Stories are a powerful part of branding today. From your founding history to your Instagram feed, stories give your customer audience an illustrated reason to love your brand. If your first-brand story wasn't moving the audience, that's okay. Tell it a different way or even build a new brand-mythos around your newly redesigned brand. Not all stories are compelling the first time we try to tell them. Any experienced storyteller will share that it's all in the way you tell the story. Whether you are creating a unique and fictional brand story or telling the story of your founding, you can always rebuild both the story and the way you tell it to better speak to your audience.
If your founding story didn't make a splash, tell it a different way. Use different details, leave out some parts, or spotlight the more interesting parts of the story. For example, you could re-focus on the founders' inspirations as children and young people, then lead directly into the difference you've made in the first year of business. This is your founding story but with details your audience may prefer.
If you have a fictional/personified brand story, you can write it any way you please. Follow the adventures of a curious mouse or knightly robot as your brand story.
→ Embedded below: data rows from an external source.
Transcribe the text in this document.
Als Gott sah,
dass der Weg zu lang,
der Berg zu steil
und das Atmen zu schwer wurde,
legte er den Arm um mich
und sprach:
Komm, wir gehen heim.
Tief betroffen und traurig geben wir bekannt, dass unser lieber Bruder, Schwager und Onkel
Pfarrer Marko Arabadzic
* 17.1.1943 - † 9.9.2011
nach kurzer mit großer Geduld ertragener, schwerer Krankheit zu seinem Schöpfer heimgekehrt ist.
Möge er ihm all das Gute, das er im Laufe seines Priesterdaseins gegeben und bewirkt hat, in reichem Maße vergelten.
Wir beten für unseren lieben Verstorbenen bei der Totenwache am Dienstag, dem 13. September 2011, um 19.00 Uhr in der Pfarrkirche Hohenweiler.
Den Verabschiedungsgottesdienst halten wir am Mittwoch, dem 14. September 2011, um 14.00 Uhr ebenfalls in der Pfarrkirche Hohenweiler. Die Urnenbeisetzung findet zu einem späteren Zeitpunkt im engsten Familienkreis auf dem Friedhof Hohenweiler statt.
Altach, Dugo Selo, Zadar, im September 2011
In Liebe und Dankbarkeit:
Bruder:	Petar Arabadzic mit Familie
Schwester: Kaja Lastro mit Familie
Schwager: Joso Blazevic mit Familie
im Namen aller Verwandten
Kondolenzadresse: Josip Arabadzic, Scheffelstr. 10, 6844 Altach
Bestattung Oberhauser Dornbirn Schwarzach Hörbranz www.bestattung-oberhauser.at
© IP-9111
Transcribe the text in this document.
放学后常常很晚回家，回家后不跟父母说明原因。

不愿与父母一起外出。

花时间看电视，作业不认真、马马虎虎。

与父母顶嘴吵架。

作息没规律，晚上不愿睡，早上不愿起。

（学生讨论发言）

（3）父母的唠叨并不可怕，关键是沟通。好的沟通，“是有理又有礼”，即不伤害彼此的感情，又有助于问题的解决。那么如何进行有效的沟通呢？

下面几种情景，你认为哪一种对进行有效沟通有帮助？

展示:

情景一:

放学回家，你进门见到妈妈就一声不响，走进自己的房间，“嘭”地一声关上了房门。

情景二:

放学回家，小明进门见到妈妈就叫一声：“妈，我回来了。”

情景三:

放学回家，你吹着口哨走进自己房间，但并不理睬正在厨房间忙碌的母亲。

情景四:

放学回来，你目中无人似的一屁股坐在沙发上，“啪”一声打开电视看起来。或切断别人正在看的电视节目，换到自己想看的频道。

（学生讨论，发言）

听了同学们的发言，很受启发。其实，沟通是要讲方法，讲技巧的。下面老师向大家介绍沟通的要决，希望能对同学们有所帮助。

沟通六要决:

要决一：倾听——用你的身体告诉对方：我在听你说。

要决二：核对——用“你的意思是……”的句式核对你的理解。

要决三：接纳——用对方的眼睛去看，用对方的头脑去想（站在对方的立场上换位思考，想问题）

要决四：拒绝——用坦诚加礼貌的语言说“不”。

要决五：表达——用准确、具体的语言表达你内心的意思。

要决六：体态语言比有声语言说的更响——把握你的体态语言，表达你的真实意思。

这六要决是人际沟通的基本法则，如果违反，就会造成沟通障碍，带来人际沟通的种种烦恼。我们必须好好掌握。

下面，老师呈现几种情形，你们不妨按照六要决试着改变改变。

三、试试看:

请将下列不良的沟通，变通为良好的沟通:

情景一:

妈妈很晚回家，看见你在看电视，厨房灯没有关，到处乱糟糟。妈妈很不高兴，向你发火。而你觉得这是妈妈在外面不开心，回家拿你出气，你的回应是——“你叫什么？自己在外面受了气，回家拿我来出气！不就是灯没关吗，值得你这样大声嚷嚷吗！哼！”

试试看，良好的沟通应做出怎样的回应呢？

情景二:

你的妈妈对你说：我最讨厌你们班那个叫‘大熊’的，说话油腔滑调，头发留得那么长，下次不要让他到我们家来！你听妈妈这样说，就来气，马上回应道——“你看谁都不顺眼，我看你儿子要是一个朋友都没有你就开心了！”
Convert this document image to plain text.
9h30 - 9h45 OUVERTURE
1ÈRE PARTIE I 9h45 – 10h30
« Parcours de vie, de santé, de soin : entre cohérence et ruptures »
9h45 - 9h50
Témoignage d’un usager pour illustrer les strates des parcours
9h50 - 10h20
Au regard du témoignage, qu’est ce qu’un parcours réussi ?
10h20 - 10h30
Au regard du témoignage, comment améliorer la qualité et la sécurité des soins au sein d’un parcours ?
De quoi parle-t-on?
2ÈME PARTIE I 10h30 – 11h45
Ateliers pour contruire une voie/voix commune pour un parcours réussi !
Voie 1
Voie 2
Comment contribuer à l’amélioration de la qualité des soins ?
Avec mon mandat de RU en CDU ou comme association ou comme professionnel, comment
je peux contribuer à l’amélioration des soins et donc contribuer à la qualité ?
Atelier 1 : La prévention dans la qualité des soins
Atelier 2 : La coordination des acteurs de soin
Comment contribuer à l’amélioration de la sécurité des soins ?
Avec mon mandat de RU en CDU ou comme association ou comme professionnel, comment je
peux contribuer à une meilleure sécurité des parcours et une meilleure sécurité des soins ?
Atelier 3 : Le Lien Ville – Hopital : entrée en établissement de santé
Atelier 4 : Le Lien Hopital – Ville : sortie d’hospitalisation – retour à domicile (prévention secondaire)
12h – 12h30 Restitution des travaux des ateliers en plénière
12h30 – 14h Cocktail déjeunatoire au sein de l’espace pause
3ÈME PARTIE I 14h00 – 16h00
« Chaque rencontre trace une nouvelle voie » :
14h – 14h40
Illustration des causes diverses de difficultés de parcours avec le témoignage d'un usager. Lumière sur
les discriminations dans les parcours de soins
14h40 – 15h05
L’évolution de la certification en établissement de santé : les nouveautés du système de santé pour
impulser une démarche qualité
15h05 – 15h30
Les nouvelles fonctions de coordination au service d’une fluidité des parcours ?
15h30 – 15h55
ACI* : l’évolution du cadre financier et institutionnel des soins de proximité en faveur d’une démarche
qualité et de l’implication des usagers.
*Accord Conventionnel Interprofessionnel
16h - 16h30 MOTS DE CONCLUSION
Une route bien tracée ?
Create your brand personality in a way that your audience will enjoy and remember.
New companies like yours can also tell your brand story as aspirations; talk about what you plan to do and the difference you plan to make. Talk about your initiatives and the dreams of individual team members. Your audience will feel closer to you and join your company's growth arc.
Yes, absolutely! Rebranding happens all the time. Big business giants rebrand from time to time, and startups often need to rebrand (sometimes more than once!) to find the right fit with both their audience and their team. As your company grows and the industry adapts to influences over time, your brand will develop as well.
If you think of your brand as the style of clothes and mannerisms of your company, it's easier to tackle rebranding. When styles change, when your audience changes, and when your company grows or develops new services, the brand is likely to change as well. Sometimes those changes are little, and sometimes the right answer is to completely rebuild your brand and even your brand story.
Ready to rebuild your brand story to inspire your audience and reflect your brand's true personality? Take some time to reflect on the elements of your company that make up your brand identity. Your team's shared values and company culture, the service you provide clients, and the total personality of your brand all play a role and can all develop rapidly in your first year of business.